A może przyczyną tego niedopatrzenia jest pycha? Na szóstej stronie broszury, pt.: „Unia Europejska. Informator o polityce kulturalnej”, wydanej przez Centrum Informacji Europejskiej, czytamy: „Kultura europejska rozprzestrzeniła się na cały świat, upowszechniając swe obyczaje, wartości, systemy polityczne, wynalazki techniczne, sztukę, religię i języki”. To w znacznym stopniu prawda, ale czy w tych słowach nie pobrzmiewa przypadkiem stary, dobrze znany, ton europejskiego imperializmu? Czy nie słychać w nich echa charakterystycznego samozadowolenia i poczucia wyższości, które wiele ludów i kultur skazały na cierpienie i zagładę? Może w tym należy doszukiwać się przyczyn ślepoty wobec fenomenu kultury islamskiej, który w Europie zaczyna nabierać znaczenia? Może właśnie ta pycha każe patrzeć na europejskich muzułmanów jak na barbarzyńców, którzy muszą dopiero dorosnąć do cywilizowanego Starego Świata?
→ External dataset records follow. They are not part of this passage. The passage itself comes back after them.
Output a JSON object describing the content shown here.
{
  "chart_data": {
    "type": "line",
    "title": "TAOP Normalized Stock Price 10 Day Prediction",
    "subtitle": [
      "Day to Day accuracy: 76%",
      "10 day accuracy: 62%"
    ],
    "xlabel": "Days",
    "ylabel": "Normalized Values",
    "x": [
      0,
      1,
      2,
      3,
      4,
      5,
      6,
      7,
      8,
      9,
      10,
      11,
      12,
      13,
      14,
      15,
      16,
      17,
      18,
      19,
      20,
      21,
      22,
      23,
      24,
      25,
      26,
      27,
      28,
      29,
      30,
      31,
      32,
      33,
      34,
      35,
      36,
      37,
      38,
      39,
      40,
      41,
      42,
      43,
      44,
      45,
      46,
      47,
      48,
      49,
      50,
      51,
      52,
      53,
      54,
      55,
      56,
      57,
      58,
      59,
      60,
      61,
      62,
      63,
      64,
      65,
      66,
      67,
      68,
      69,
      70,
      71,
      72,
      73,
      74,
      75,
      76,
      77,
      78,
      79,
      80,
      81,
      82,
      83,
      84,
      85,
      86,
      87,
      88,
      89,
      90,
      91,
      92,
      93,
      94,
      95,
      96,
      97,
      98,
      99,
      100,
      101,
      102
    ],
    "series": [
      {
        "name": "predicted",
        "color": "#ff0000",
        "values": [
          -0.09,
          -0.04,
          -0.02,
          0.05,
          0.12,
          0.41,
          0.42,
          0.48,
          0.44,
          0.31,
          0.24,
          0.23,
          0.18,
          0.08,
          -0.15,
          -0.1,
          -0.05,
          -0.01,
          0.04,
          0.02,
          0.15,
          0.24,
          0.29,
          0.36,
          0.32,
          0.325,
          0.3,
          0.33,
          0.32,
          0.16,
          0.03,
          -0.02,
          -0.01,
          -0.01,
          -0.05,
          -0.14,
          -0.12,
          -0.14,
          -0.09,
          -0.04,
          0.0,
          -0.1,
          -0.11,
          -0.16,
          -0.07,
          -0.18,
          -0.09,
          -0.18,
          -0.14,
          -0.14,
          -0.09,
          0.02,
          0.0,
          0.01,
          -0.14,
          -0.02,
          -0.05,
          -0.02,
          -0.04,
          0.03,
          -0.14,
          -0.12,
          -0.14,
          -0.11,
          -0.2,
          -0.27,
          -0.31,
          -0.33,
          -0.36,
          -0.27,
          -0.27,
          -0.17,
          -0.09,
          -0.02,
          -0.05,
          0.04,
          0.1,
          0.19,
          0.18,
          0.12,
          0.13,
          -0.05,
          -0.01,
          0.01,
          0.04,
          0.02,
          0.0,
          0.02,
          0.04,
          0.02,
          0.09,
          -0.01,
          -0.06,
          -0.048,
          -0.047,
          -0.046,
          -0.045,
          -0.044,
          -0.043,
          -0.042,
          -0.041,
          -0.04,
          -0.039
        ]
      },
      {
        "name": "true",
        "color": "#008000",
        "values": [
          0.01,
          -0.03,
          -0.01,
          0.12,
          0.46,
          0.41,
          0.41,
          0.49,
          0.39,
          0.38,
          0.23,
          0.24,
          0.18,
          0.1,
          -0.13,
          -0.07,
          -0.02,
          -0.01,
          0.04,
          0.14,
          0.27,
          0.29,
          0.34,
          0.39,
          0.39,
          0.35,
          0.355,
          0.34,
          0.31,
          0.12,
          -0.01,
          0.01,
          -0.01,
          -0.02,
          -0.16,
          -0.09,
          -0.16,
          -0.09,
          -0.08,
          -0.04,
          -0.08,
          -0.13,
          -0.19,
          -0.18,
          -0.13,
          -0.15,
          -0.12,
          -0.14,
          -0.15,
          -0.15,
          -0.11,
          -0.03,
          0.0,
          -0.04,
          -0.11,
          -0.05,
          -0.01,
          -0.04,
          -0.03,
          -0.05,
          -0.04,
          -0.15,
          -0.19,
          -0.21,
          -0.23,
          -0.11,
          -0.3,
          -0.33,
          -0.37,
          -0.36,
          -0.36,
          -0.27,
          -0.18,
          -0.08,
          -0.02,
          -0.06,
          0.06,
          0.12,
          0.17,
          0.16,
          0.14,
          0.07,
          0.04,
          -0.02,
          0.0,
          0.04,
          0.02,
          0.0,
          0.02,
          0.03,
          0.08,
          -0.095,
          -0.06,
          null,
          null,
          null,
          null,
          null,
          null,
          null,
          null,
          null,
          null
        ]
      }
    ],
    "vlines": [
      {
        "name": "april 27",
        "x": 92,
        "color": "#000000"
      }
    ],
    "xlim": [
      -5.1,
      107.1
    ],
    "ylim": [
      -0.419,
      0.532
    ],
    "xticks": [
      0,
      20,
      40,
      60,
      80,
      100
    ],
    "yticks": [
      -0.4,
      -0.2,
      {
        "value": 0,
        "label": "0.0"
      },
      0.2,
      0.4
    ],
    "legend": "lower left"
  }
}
Niezależnie od realnej przyczyny takiego stanu rzeczy jedno jest pewne: Unia Europejska potrzebuje czytelnej i efektywnej polityki kulturalnej, odnoszącej się do muzułmańskich imigrantów i ich coraz liczniejszych potomków. I nie może to być polityka, której ideową podstawą będzie teza o zderzeniu cywilizacji Samuela Huntingtona, czy też gniewne, anty-islamskie tyrady Oriany Fallaci. Dla wielu muzułmanów Europa nieodwołanie stała się domem i nim już pozostanie. Dziś potrzeba nam inkorporacji kultury mniejszości islamskiej do spuścizny europejskiej. Są ku temu przynajmniej dwa istotne powody. Pierwszy z nich jest oczywisty – chodzi o ugaszenie ognia nienawiści, który tli się przede wszystkim w środowiskach najbiedniejszych europejskich wyznawców Allaha, a który karmi się rozczarowaniem, związanym ze złym – także materialnym – położeniem, przez co czyni te środowiska podatnymi na islamistyczną retorykę. Drugi wynika z samego duchowego serca Europy: jest nim otwartość i zdolność do włączania w ramy dziedzictwa europejskiego tego, co odmienne i tym samym wzbogacania swej kulturowej treści; to jedna z najwspanialszych cech europejskiej tożsamości, która uczyniła Stary Świat wielkim. Ta otwartość wreszcie może stać się źródłem nadziei zarówno dla starych, jak i nowych mieszkańców Europy.
Kiedy opuszczam Brukselę, w głowie uporczywie kołacze mi jedna myśl: kultura muzułmańskich imigrantów jest już częścią Europy. Jeśli to zrozumiemy, to może dostrzeżemy w tym fakcie szansę, a nie tylko zagrożenie. „Forteca Europa” musi upaść – dla naszego własnego dobra.